陈老道接到押送粮草的传令,得知涪县已破,喜笑颜开。
一直打败仗的将领,的确更容易迷惑对手,秦骁倒是立了大功。
目前流言只起到一个锦上添花的作用。
既然赵恒连夜弃城而逃,就证明他们在内心对张川已有猜忌。
接下来进攻梓潼不会太难,难的是梓潼以北的瓦口关。
“陈从事,从绵竹关到涪县,需要两日路程,让末将护送你吧。

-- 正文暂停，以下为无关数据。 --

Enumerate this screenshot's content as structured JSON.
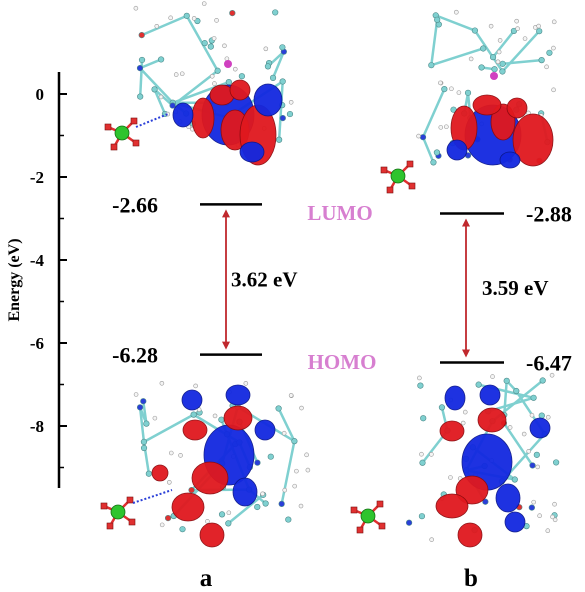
{
  "chart_data": {
    "type": "energy-level",
    "ylabel": "Energy (eV)",
    "ylim": [
      -9.5,
      0.5
    ],
    "yticks": [
      0,
      -2,
      -4,
      -6,
      -8
    ],
    "panels": [
      {
        "label": "a",
        "lumo": -2.66,
        "homo": -6.28,
        "lumo_text": "-2.66",
        "homo_text": "-6.28",
        "gap_text": "3.62 eV"
      },
      {
        "label": "b",
        "lumo": -2.88,
        "homo": -6.47,
        "lumo_text": "-2.88",
        "homo_text": "-6.47",
        "gap_text": "3.59 eV"
      }
    ],
    "orbital_labels": {
      "lumo": "LUMO",
      "homo": "HOMO"
    },
    "colors": {
      "arrow": "#c0282d",
      "orbital_label": "#d77fd0",
      "lobe_positive": "#e0181e",
      "lobe_negative": "#1228e0",
      "carbon": "#7fd0d0",
      "chlorine": "#2ec42e",
      "oxygen": "#e03030",
      "phosphorus": "#d040c0"
    }
  },
  "ytick_text": [
    "0",
    "-2",
    "-4",
    "-6",
    "-8"
  ]
}
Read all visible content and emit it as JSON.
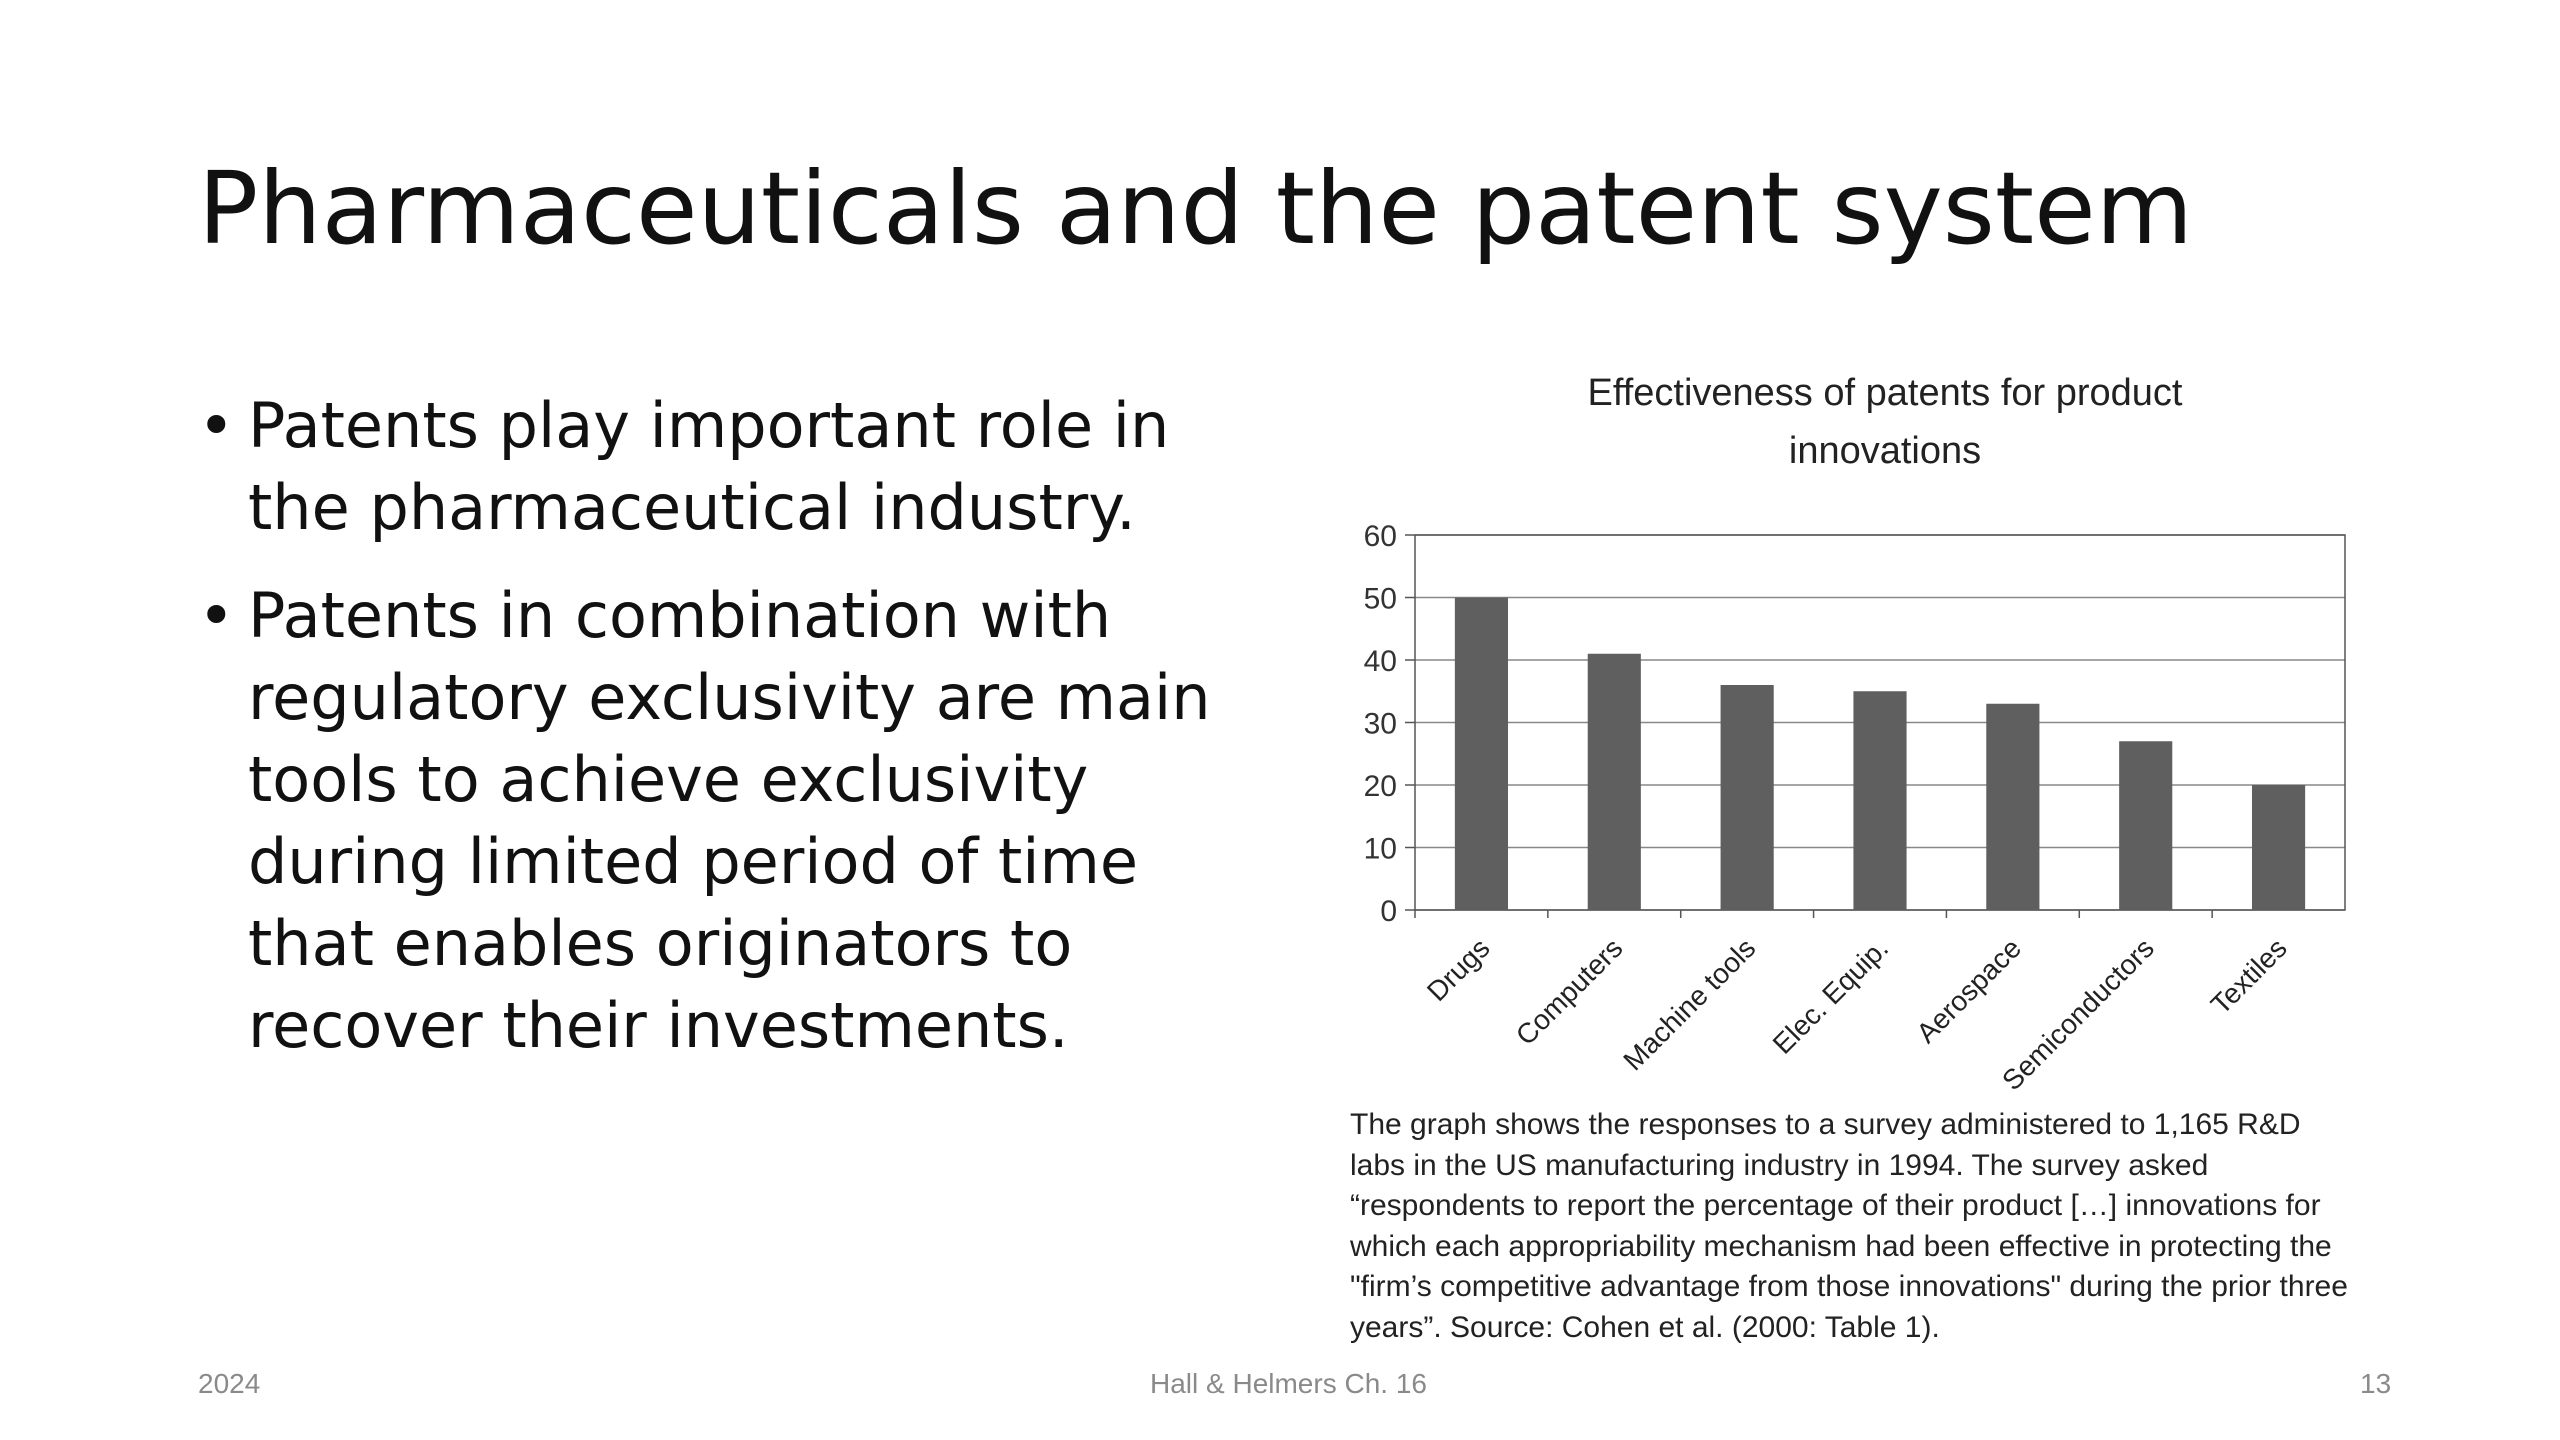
{
  "slide": {
    "title": "Pharmaceuticals and the patent system",
    "bullets": [
      "Patents play important role in the pharmaceutical industry.",
      "Patents in combination with regulatory exclusivity are main tools to achieve exclusivity during limited period of time that enables originators to recover their investments."
    ],
    "bullet_glyph": "•",
    "caption": "The graph shows the responses to a survey administered to 1,165 R&D labs in the US manufacturing industry in 1994. The survey asked “respondents to report the percentage of their product […] innovations for which each appropriability mechanism had been effective in protecting the \"firm’s competitive advantage from those innovations\" during the prior three years”. Source: Cohen et al. (2000: Table 1).",
    "footer": {
      "left": "2024",
      "center": "Hall & Helmers Ch. 16",
      "right": "13"
    }
  },
  "chart_data": {
    "type": "bar",
    "title": "Effectiveness of patents for product innovations",
    "categories": [
      "Drugs",
      "Computers",
      "Machine tools",
      "Elec. Equip.",
      "Aerospace",
      "Semiconductors",
      "Textiles"
    ],
    "values": [
      50,
      41,
      36,
      35,
      33,
      27,
      20
    ],
    "ylim": [
      0,
      60
    ],
    "yticks": [
      0,
      10,
      20,
      30,
      40,
      50,
      60
    ],
    "grid": true,
    "legend": "none",
    "bar_color": "#5f5f5f"
  }
}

”
“狗日的邱右,敢抢你大哥的差事。”
邱右满脸堆笑的走过来,选择性屏蔽邱左的训斥。
战事期间,押送粮草也是一笔军功,如此轻松的差事,手慢无。
陈策看着一脸郁闷的邱左,哈哈大笑。
远处,北方的天际线上,隐约可见连绵的山脉。
那是通往梓潼的方向,也是通往汉中的方向。
收复梓潼郡,就在眼前。
消息传回成都,南荒官员欢呼雀跃,他们终于证明了自己的价值。
哪怕长公主不依靠永昌一派的文臣武将,也能攻城掠地。
云藏月会心一笑,她的声望在潜移默化的提高,终有一日能超越国公的影响。
她当即写下几句话,飞鸽传书至永昌,与那个懒洋洋的家伙分享这一刻的喜悦。